Question

Consider the following function. $$f(x)=\left\\{\begin{array}{rlr} 3 x-2 & \text { if } & x<2 \\ x^{2}+5 & \text { if } & 2 \leq x<10 \\ 3 & \text { if } & x \geq 10 \end{array}\right. $$ Which expression(s) should be used to find the \(y\) -intercept? (a) \(3 x-2\) (b) \(x^{2}+5\) (c) 3 (d) all three

Short answer

(a) 3x - 2

Step-by-step solution

Understand the Function and Intervals

The function is defined in three different intervals: 1. For \(x < 2\), the expression is \(3x - 2\). 2. For \(2 \leq x < 10\), the expression is \(x^2 + 5\). 3. For \(x \geq 10\), the expression is \(3\). To find the \(y\)-intercept, determine what happens when \(x = 0\).

Identify the Applicable Interval for \(x = 0\)

Since \(0 < 2\), use the expression defined for the interval \(x < 2\).

Apply the Expression for \(x < 2\) at \(x = 0\)

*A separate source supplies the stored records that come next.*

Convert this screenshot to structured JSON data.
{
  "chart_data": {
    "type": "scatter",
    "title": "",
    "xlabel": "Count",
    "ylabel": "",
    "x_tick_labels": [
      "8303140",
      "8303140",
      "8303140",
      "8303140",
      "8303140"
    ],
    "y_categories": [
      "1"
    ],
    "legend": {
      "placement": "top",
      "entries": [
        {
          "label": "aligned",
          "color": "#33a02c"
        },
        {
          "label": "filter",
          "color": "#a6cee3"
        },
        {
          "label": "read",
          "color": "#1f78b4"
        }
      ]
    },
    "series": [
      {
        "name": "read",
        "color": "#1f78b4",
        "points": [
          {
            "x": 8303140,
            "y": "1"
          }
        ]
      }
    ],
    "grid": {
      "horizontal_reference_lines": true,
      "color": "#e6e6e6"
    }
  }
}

The expression for \(x < 2\) is \(3x - 2\). Substitute \(x = 0\) into this expression: \[ f(0) = 3(0) - 2 = -2 \]

Conclusion

The function value at \(x = 0\) is \(-2\). Therefore, the expression used to find the \(y\)-intercept is \(3x - 2\).

Key concepts

y-intercept

To find the y-intercept of a function, we need to evaluate the function at x = 0. This intersection point is where the graph of the function crosses the y-axis. In the given piecewise function, there are different expressions for different intervals of x. To pinpoint which expression to use, we check the interval that includes x = 0. Since 0 is less than 2, we use the expression for that interval: 3x - 2. Evaluating this at x = 0, we get: \[ f(0) = 3(0) - 2 = -2 \]Hence, the y-intercept is -2.

intervals

Intervals specify the segments within which each piece of the piecewise function is applicable. In this function:

• For x < 2, the function is 3x - 2.
• For 2 ≤ x < 10, the function is x^2 + 5.
• For x ≥ 10, the function is 3.

Each interval confines the behavior of the function to a predetermined form, ensuring different rules for different ranges of x.

function evaluation

Function evaluation means finding the function's output for specific values of x. For piecewise functions, this process involves:

• Identifying which interval the x-value falls into.
• Using the corresponding expression.
• Substituting the specific x-value into the chosen formula.

For example, evaluating the function at x = 5, which falls in the interval 2 ≤ x < 10, we use x^2 + 5: \[ f(5) = 5^2 + 5 = 25 + 5 = 30 \]

continuity

Continuity in a function means there are no jumps, breaks, or holes in its graph. For piecewise functions, we check continuity at the boundaries between intervals. In this function, those critical points are x = 2 and x = 10. To ensure continuity, the function's value should be the same when approaching these points from both sides.

• At x = 2, evaluate both 3x - 2 and x^2 + 5. \[ 3(2) - 2 = 4 \]and\[ 2^2 + 5 = 9 \]. Since 4 ≠ 9, the function is not continuous at x = 2.
• At x = 10, evaluate both x^2 + 5 and 3. \[ 10^2 + 5 = 105 \]and\[ 3 \]. Since 105 ≠ 3, the function is not continuous at x = 10.

So, the function has discontinuities at x = 2 and x = 10.